NEW YORK — Gov. Andrew Cuomo announced Friday that schools will remain closed statewide for an additional two weeks, until April 15, due to the COVID-19 health crisis.
“I believe the schools should remain closed,” Cuomo said at his daily briefing Friday. “I don’t do this joyfully, but I think when you look at where we are, and you look at the number of cases still increasing, it only makes sense to keep the schools closed.”
The initial closure began March 18 and was set to expire April 1. At that time, Cuomo waived the state’s requirement that schools hold at least 180 days of instruction. That waiver will continue. After April 15, the situation will be reassessed again.
“I decided to close the public schools because I believe it was safest to close the schools and reduce the spread,” Cuomo said.
Local schools have been developing plans for alternative instruction options, including distance learning techniques. Those plans must be submitted to the State Education Department, who can amend or modify those plans in consultation with the state Department of Health and the Office of Children and Family Services at any time.
“They have to continue the programs they’re doing,” Cuomo said. “They have to continue the child care, continue the meals, continue the distance learing programs.”
Taconic Hills Central School District’s Board of Education met via Zoom, a video conferencing app, Thursday night, during which Superintendent of Schools Neil Howard said he anticipated the class cancellations would be extended.
District Business Manager Cybil Howard expressed her concerns about the 2020-21 school budget.
“What I’m concerned about right now is the information that’s coming from the state this afternoon,” the business manager said. “I think we’ll be fine for this year. All of the current year aid payments are already in progress, so I think we’ll be OK.”
The business manager said school closures will most likely not save school districts money in the long-term because where buildings could save on energy and operation, other costs will be incurred elsewhere.

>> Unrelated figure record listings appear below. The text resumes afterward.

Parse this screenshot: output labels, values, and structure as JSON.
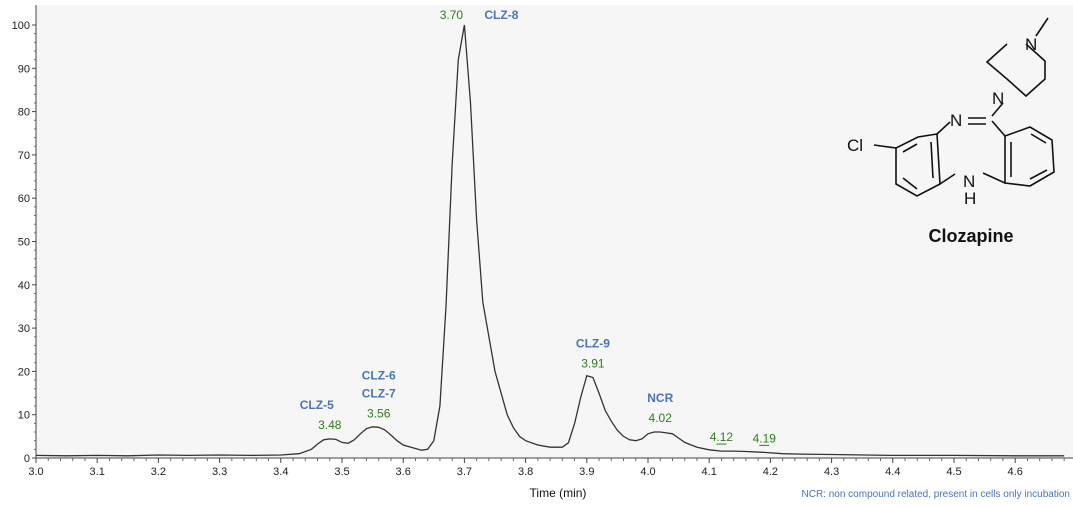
{
  "chart_data": {
    "type": "line",
    "xlabel": "Time (min)",
    "ylabel": "",
    "xlim": [
      3.0,
      4.68
    ],
    "ylim": [
      0,
      100
    ],
    "x_ticks": [
      "3.0",
      "3.1",
      "3.2",
      "3.3",
      "3.4",
      "3.5",
      "3.6",
      "3.7",
      "3.8",
      "3.9",
      "4.0",
      "4.1",
      "4.2",
      "4.3",
      "4.4",
      "4.5",
      "4.6"
    ],
    "y_ticks": [
      "0",
      "10",
      "20",
      "30",
      "40",
      "50",
      "60",
      "70",
      "80",
      "90",
      "100"
    ],
    "grid": false,
    "series": [
      {
        "color": "#333333",
        "x": [
          3.0,
          3.05,
          3.1,
          3.15,
          3.2,
          3.25,
          3.3,
          3.35,
          3.4,
          3.43,
          3.45,
          3.46,
          3.47,
          3.48,
          3.49,
          3.5,
          3.51,
          3.52,
          3.53,
          3.54,
          3.55,
          3.56,
          3.57,
          3.58,
          3.59,
          3.6,
          3.62,
          3.63,
          3.64,
          3.65,
          3.66,
          3.67,
          3.68,
          3.69,
          3.7,
          3.71,
          3.72,
          3.73,
          3.74,
          3.75,
          3.76,
          3.77,
          3.78,
          3.79,
          3.8,
          3.82,
          3.84,
          3.86,
          3.87,
          3.88,
          3.89,
          3.9,
          3.91,
          3.92,
          3.93,
          3.94,
          3.95,
          3.96,
          3.97,
          3.98,
          3.99,
          4.0,
          4.01,
          4.02,
          4.03,
          4.04,
          4.05,
          4.06,
          4.08,
          4.1,
          4.12,
          4.14,
          4.16,
          4.19,
          4.22,
          4.25,
          4.3,
          4.4,
          4.5,
          4.6,
          4.68
        ],
        "y": [
          0.6,
          0.5,
          0.6,
          0.5,
          0.7,
          0.6,
          0.7,
          0.6,
          0.7,
          1.0,
          2.0,
          3.2,
          4.2,
          4.4,
          4.3,
          3.6,
          3.4,
          4.2,
          5.6,
          6.8,
          7.2,
          7.1,
          6.5,
          5.3,
          4.0,
          3.0,
          2.2,
          1.8,
          2.0,
          4.0,
          12,
          35,
          68,
          92,
          100,
          82,
          55,
          36,
          28,
          20,
          15,
          10,
          7,
          5,
          4,
          3,
          2.5,
          2.5,
          3.5,
          8,
          14,
          19,
          18.6,
          15,
          11,
          8.5,
          6.4,
          5,
          4.2,
          4.0,
          4.4,
          5.6,
          6.0,
          6.0,
          5.8,
          5.6,
          4.6,
          3.6,
          2.5,
          1.9,
          1.6,
          1.6,
          1.5,
          1.3,
          1.0,
          0.9,
          0.8,
          0.6,
          0.6,
          0.5,
          0.5
        ]
      }
    ],
    "annotations": [
      {
        "rt": "3.48",
        "name": "CLZ-5",
        "name2": ""
      },
      {
        "rt": "3.56",
        "name": "CLZ-6",
        "name2": "CLZ-7"
      },
      {
        "rt": "3.70",
        "name": "CLZ-8",
        "name2": ""
      },
      {
        "rt": "3.91",
        "name": "CLZ-9",
        "name2": ""
      },
      {
        "rt": "4.02",
        "name": "NCR",
        "name2": ""
      },
      {
        "rt": "4.12",
        "name": "",
        "name2": ""
      },
      {
        "rt": "4.19",
        "name": "",
        "name2": ""
      }
    ],
    "footnote": "NCR: non compound related, present in cells only incubation"
  },
  "structure": {
    "title": "Clozapine",
    "atoms": {
      "cl": "Cl",
      "n_imine": "N",
      "n_pip_bottom": "N",
      "n_pip_top": "N",
      "nh_n": "N",
      "nh_h": "H"
    }
  }
}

“Essentially what the governor has said to school districts is, ‘If I promised you $12 million in the 2021 budget cycle, I will give you $12 million — if I have $12 million to give you next year,’” Cybil Howard said.

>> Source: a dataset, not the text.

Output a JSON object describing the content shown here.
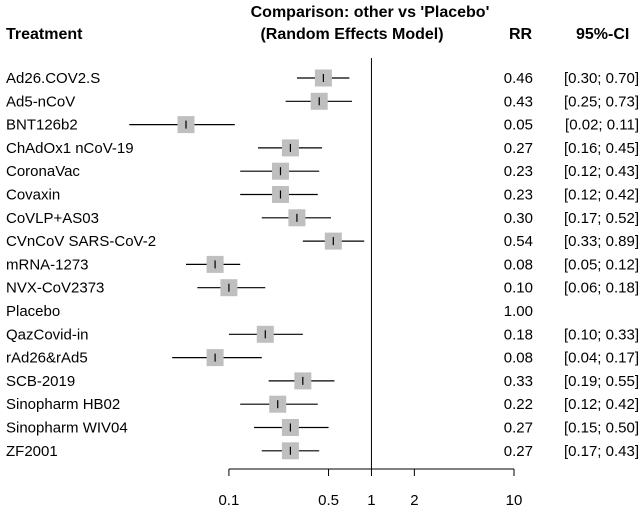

The business manager said revenues are going to be reviewed, at most on a quarterly basis, and districts could be subject to reduced state aid next year. For now, the business manager said she is trying to determine whether the district should cut down what it is expecting to get for aid amounts, and how it will affect tax levies.

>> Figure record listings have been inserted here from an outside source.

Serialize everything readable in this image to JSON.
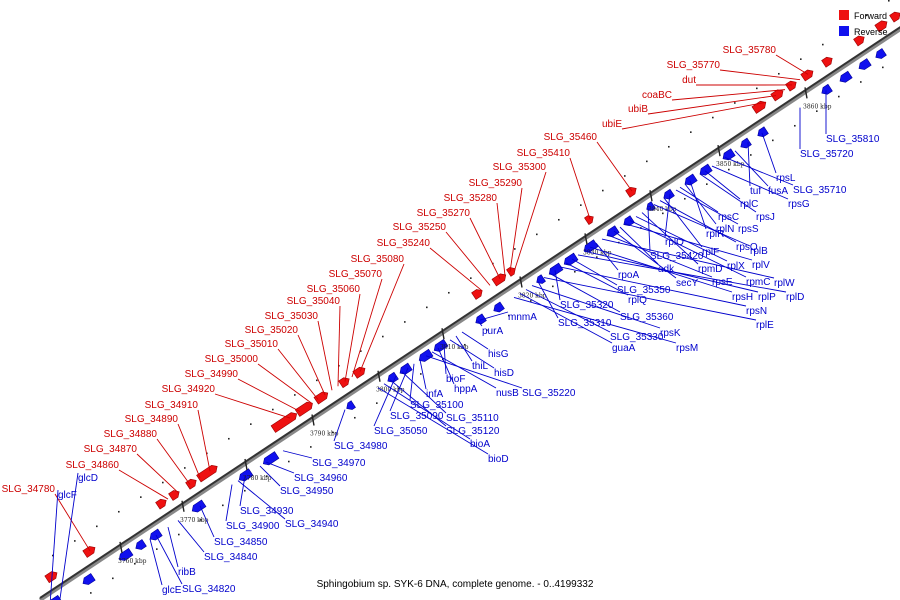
{
  "caption": "Sphingobium sp. SYK-6 DNA, complete genome. - 0..4199332",
  "legend": {
    "forward": {
      "label": "Forward",
      "color": "#ee1111"
    },
    "reverse": {
      "label": "Reverse",
      "color": "#1111ee"
    }
  },
  "ticks": [
    "3760 kbp",
    "3770 kbp",
    "3780 kbp",
    "3790 kbp",
    "3800 kbp",
    "3810 kbp",
    "3820 kbp",
    "3830 kbp",
    "3840 kbp",
    "3850 kbp",
    "3860 kbp"
  ],
  "forward_labels": [
    "SLG_35780",
    "SLG_35770",
    "dut",
    "coaBC",
    "ubiB",
    "ubiE",
    "SLG_35460",
    "SLG_35410",
    "SLG_35300",
    "SLG_35290",
    "SLG_35280",
    "SLG_35270",
    "SLG_35250",
    "SLG_35240",
    "SLG_35080",
    "SLG_35070",
    "SLG_35060",
    "SLG_35040",
    "SLG_35030",
    "SLG_35020",
    "SLG_35010",
    "SLG_35000",
    "SLG_34990",
    "SLG_34920",
    "SLG_34910",
    "SLG_34890",
    "SLG_34880",
    "SLG_34870",
    "SLG_34860",
    "SLG_34780"
  ],
  "reverse_labels": [
    "SLG_35810",
    "SLG_35720",
    "rpsL",
    "tuf",
    "fusA",
    "SLG_35710",
    "rpsG",
    "rplC",
    "rpsJ",
    "rplR",
    "rplN",
    "rpsC",
    "rpsS",
    "rplO",
    "rplF",
    "rpsQ",
    "rplB",
    "SLG_35420",
    "rpmD",
    "rplX",
    "rpmC",
    "rplV",
    "adk",
    "secY",
    "rpsE",
    "rplW",
    "rpoA",
    "rpsH",
    "rplP",
    "rplD",
    "SLG_35350",
    "rplQ",
    "rpsN",
    "SLG_35320",
    "SLG_35360",
    "rplE",
    "SLG_35310",
    "rpsK",
    "SLG_35330",
    "guaA",
    "rpsM",
    "mnmA",
    "purA",
    "hisG",
    "thiL",
    "hisD",
    "bioF",
    "hppA",
    "nusB",
    "SLG_35220",
    "infA",
    "SLG_35100",
    "SLG_35090",
    "SLG_35110",
    "SLG_35050",
    "SLG_35120",
    "bioA",
    "bioD",
    "SLG_34980",
    "SLG_34970",
    "SLG_34960",
    "SLG_34950",
    "SLG_34930",
    "SLG_34940",
    "SLG_34900",
    "SLG_34850",
    "SLG_34840",
    "ribB",
    "SLG_34820",
    "glcE",
    "glcD",
    "glcF"
  ]
}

“We get transportation aid on the mileage that we drive and on the salaries that we pay, but because, to a large extent, those miles and salaries are not currently going to transporting students to and from our building every day, transportation aid could just plummet next year,” Cybil Howard said.
While classes are being taught on platforms such as Zoom and Google Classroom, social studies teacher Nancy Byrne is looking forward to a monumental in-person event early next year.
Byrne presented a January 2021 trip to Washington, D.C., for eighth and ninth grade students to attend Inauguration Day, asking for the board’s approval for educationally excused absences.
“We’ll hit all the highlights of D.C.,” Byrne said. “But we’re really going for the event. This is an opportunity to witness history.”
The trip will cost around $1,000 per student, and 50 interested students have already put down a deposit, despite the uncertainty surrounding the duration of COVID-19.
“I believe that travel is the greatest educator in the world,” Byrne said.
School districts throughout New York will be updating their websites and sending information out about the extended closures in coming days.